I’ve had it with Foo and Bar. They are right out. For too long we programmers have put up with these sorry excuses for example classes in documentation, lectures, examples, and now that TDD is all the rage, tests.
There is no standard for the relationship of Foo and Bar.
Standards in examples and relationships are full of time-saving goodness. Take for example the Northwind database. Recently there’s been a big push for replacing Northwind with some other database standard. One of the chief arguments against the “Not Northwind” mafia are the magic words, “I’m using Northwind for my database”. *Poof* everyone in the audience knows the relationships inherent in the system.
But Foo and Bar have no default relationship. In the NHibernate project there are 8 different Foo classes, 2 Bars, and 1 FooBar. One of those is actually even in the NHibernate.DomainModel namespace, most of the remainder are in the SpecificTest folder.
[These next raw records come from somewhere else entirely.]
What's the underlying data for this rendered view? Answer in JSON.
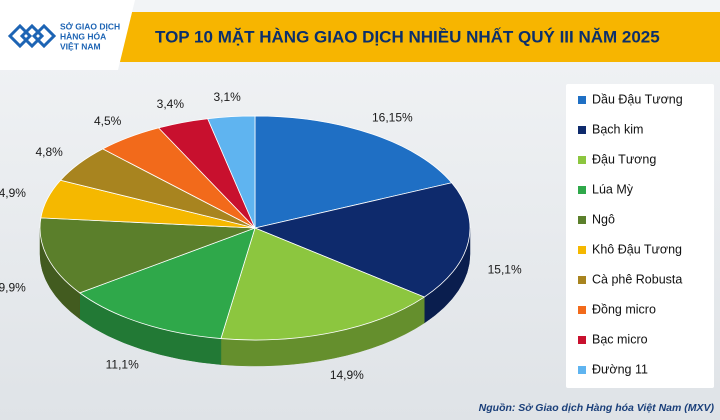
{
  "header": {
    "logo_lines": [
      "SỞ GIAO DỊCH",
      "HÀNG HÓA",
      "VIỆT NAM"
    ]
  },
  "chart_data": {
    "type": "pie3d",
    "title": "TOP 10 MẶT HÀNG GIAO DỊCH NHIỀU NHẤT QUÝ III NĂM 2025",
    "categories": [
      "Dầu Đậu Tương",
      "Bạch kim",
      "Đậu Tương",
      "Lúa Mỳ",
      "Ngô",
      "Khô Đậu Tương",
      "Cà phê Robusta",
      "Đồng micro",
      "Bạc micro",
      "Đường 11"
    ],
    "values": [
      16.15,
      15.1,
      14.9,
      11.1,
      9.9,
      4.9,
      4.8,
      4.5,
      3.4,
      3.1
    ],
    "value_labels": [
      "16,15%",
      "15,1%",
      "14,9%",
      "11,1%",
      "9,9%",
      "4,9%",
      "4,8%",
      "4,5%",
      "3,4%",
      "3,1%"
    ],
    "colors": [
      "#1f6fc4",
      "#0e2a6c",
      "#8cc63f",
      "#2fa84a",
      "#5b7f2b",
      "#f5b800",
      "#a8841f",
      "#f26a1b",
      "#c8102e",
      "#5fb4f0"
    ],
    "legend": "right",
    "source": "Nguồn: Sở Giao dịch Hàng hóa Việt Nam (MXV)"
  }
}
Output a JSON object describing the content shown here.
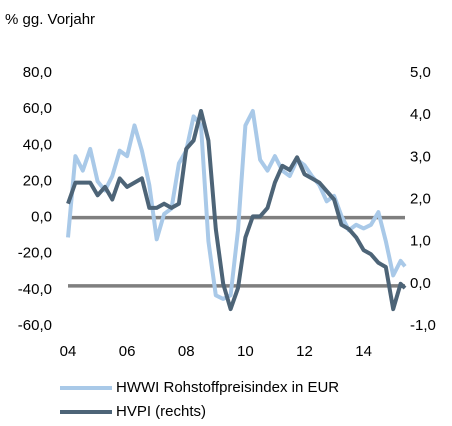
{
  "chart_data": {
    "type": "line",
    "title": "% gg. Vorjahr",
    "x": [
      2004,
      2004.25,
      2004.5,
      2004.75,
      2005,
      2005.25,
      2005.5,
      2005.75,
      2006,
      2006.25,
      2006.5,
      2006.75,
      2007,
      2007.25,
      2007.5,
      2007.75,
      2008,
      2008.25,
      2008.5,
      2008.75,
      2009,
      2009.25,
      2009.5,
      2009.75,
      2010,
      2010.25,
      2010.5,
      2010.75,
      2011,
      2011.25,
      2011.5,
      2011.75,
      2012,
      2012.25,
      2012.5,
      2012.75,
      2013,
      2013.25,
      2013.5,
      2013.75,
      2014,
      2014.25,
      2014.5,
      2014.75,
      2015,
      2015.25,
      2015.4
    ],
    "series": [
      {
        "name": "HWWI Rohstoffpreisindex in EUR",
        "color": "#a9c9e8",
        "axis": "y",
        "values": [
          -11,
          34,
          26,
          38,
          20,
          15,
          23,
          37,
          34,
          51,
          37,
          18,
          -12,
          2,
          5,
          30,
          37,
          56,
          51,
          -13,
          -43,
          -45,
          -43,
          -7,
          51,
          59,
          32,
          26,
          34,
          26,
          23,
          32,
          29,
          23,
          18,
          9,
          12,
          1,
          -7,
          -4,
          -6,
          -4,
          3,
          -13,
          -32,
          -24,
          -27
        ]
      },
      {
        "name": "HVPI (rechts)",
        "color": "#4d6477",
        "axis": "y2",
        "values": [
          1.9,
          2.4,
          2.4,
          2.4,
          2.1,
          2.3,
          2.0,
          2.5,
          2.3,
          2.4,
          2.5,
          1.8,
          1.8,
          1.9,
          1.8,
          1.9,
          3.2,
          3.4,
          4.1,
          3.4,
          1.3,
          0.0,
          -0.6,
          -0.1,
          1.1,
          1.6,
          1.6,
          1.8,
          2.4,
          2.8,
          2.7,
          3.0,
          2.6,
          2.5,
          2.4,
          2.2,
          2.0,
          1.4,
          1.3,
          1.1,
          0.8,
          0.7,
          0.5,
          0.4,
          -0.6,
          0.0,
          -0.1
        ]
      }
    ],
    "xlim": [
      2004,
      2015.4
    ],
    "xticks": [
      {
        "value": 2004,
        "label": "04"
      },
      {
        "value": 2006,
        "label": "06"
      },
      {
        "value": 2008,
        "label": "08"
      },
      {
        "value": 2010,
        "label": "10"
      },
      {
        "value": 2012,
        "label": "12"
      },
      {
        "value": 2014,
        "label": "14"
      }
    ],
    "ylim": [
      -60,
      80
    ],
    "yticks": [
      {
        "value": -60,
        "label": "-60,0"
      },
      {
        "value": -40,
        "label": "-40,0"
      },
      {
        "value": -20,
        "label": "-20,0"
      },
      {
        "value": 0,
        "label": "0,0"
      },
      {
        "value": 20,
        "label": "20,0"
      },
      {
        "value": 40,
        "label": "40,0"
      },
      {
        "value": 60,
        "label": "60,0"
      },
      {
        "value": 80,
        "label": "80,0"
      }
    ],
    "y2lim": [
      -1,
      5
    ],
    "y2ticks": [
      {
        "value": -1,
        "label": "-1,0"
      },
      {
        "value": 0,
        "label": "0,0"
      },
      {
        "value": 1,
        "label": "1,0"
      },
      {
        "value": 2,
        "label": "2,0"
      },
      {
        "value": 3,
        "label": "3,0"
      },
      {
        "value": 4,
        "label": "4,0"
      },
      {
        "value": 5,
        "label": "5,0"
      }
    ],
    "zero_lines": true,
    "zero_line_color": "#7f7f7f",
    "legend": "bottom"
  }
}
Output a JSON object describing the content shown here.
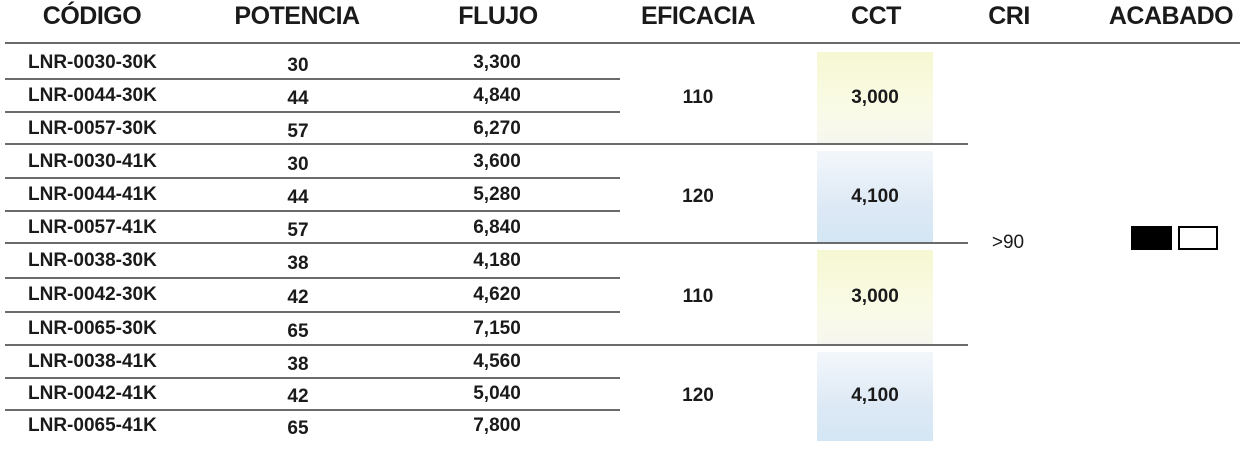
{
  "headers": {
    "codigo": "CÓDIGO",
    "potencia": "POTENCIA",
    "flujo": "FLUJO",
    "eficacia": "EFICACIA",
    "cct": "CCT",
    "cri": "CRI",
    "acabado": "ACABADO"
  },
  "groups": [
    {
      "eficacia": "110",
      "cct": "3,000",
      "cct_tone": "warm",
      "rows": [
        {
          "codigo": "LNR-0030-30K",
          "potencia": "30",
          "flujo": "3,300"
        },
        {
          "codigo": "LNR-0044-30K",
          "potencia": "44",
          "flujo": "4,840"
        },
        {
          "codigo": "LNR-0057-30K",
          "potencia": "57",
          "flujo": "6,270"
        }
      ]
    },
    {
      "eficacia": "120",
      "cct": "4,100",
      "cct_tone": "cool",
      "rows": [
        {
          "codigo": "LNR-0030-41K",
          "potencia": "30",
          "flujo": "3,600"
        },
        {
          "codigo": "LNR-0044-41K",
          "potencia": "44",
          "flujo": "5,280"
        },
        {
          "codigo": "LNR-0057-41K",
          "potencia": "57",
          "flujo": "6,840"
        }
      ]
    },
    {
      "eficacia": "110",
      "cct": "3,000",
      "cct_tone": "warm",
      "rows": [
        {
          "codigo": "LNR-0038-30K",
          "potencia": "38",
          "flujo": "4,180"
        },
        {
          "codigo": "LNR-0042-30K",
          "potencia": "42",
          "flujo": "4,620"
        },
        {
          "codigo": "LNR-0065-30K",
          "potencia": "65",
          "flujo": "7,150"
        }
      ]
    },
    {
      "eficacia": "120",
      "cct": "4,100",
      "cct_tone": "cool",
      "rows": [
        {
          "codigo": "LNR-0038-41K",
          "potencia": "38",
          "flujo": "4,560"
        },
        {
          "codigo": "LNR-0042-41K",
          "potencia": "42",
          "flujo": "5,040"
        },
        {
          "codigo": "LNR-0065-41K",
          "potencia": "65",
          "flujo": "7,800"
        }
      ]
    }
  ],
  "cri": ">90",
  "acabado": {
    "swatches": [
      {
        "name": "black",
        "color": "#000000"
      },
      {
        "name": "white",
        "color": "#ffffff"
      }
    ]
  }
}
Different developers have created tests relying on Foo and Bar, and when debugging these tests I have no idea what the properties, entities, or relationships should be.
A sampling of different properties shows that some Foos have Descriptions, while others have Names, Words, Numbers. Some have other Foo as children, while others have Bar as children. Sometimes a FooBar will have a Foo or Bar property….
Please, if you submit a patch to an Open Source project… or any project for that matter, don’t use Foo or Bar. Use People and Pets, Cities and Houses, Sales Orders and Sales Line Items, Customers and Orders… any number of obvious relationships that readers won’t need to review the class in order to understand. Foo and Bar slow the reader down… even if you’re the one that wrote it.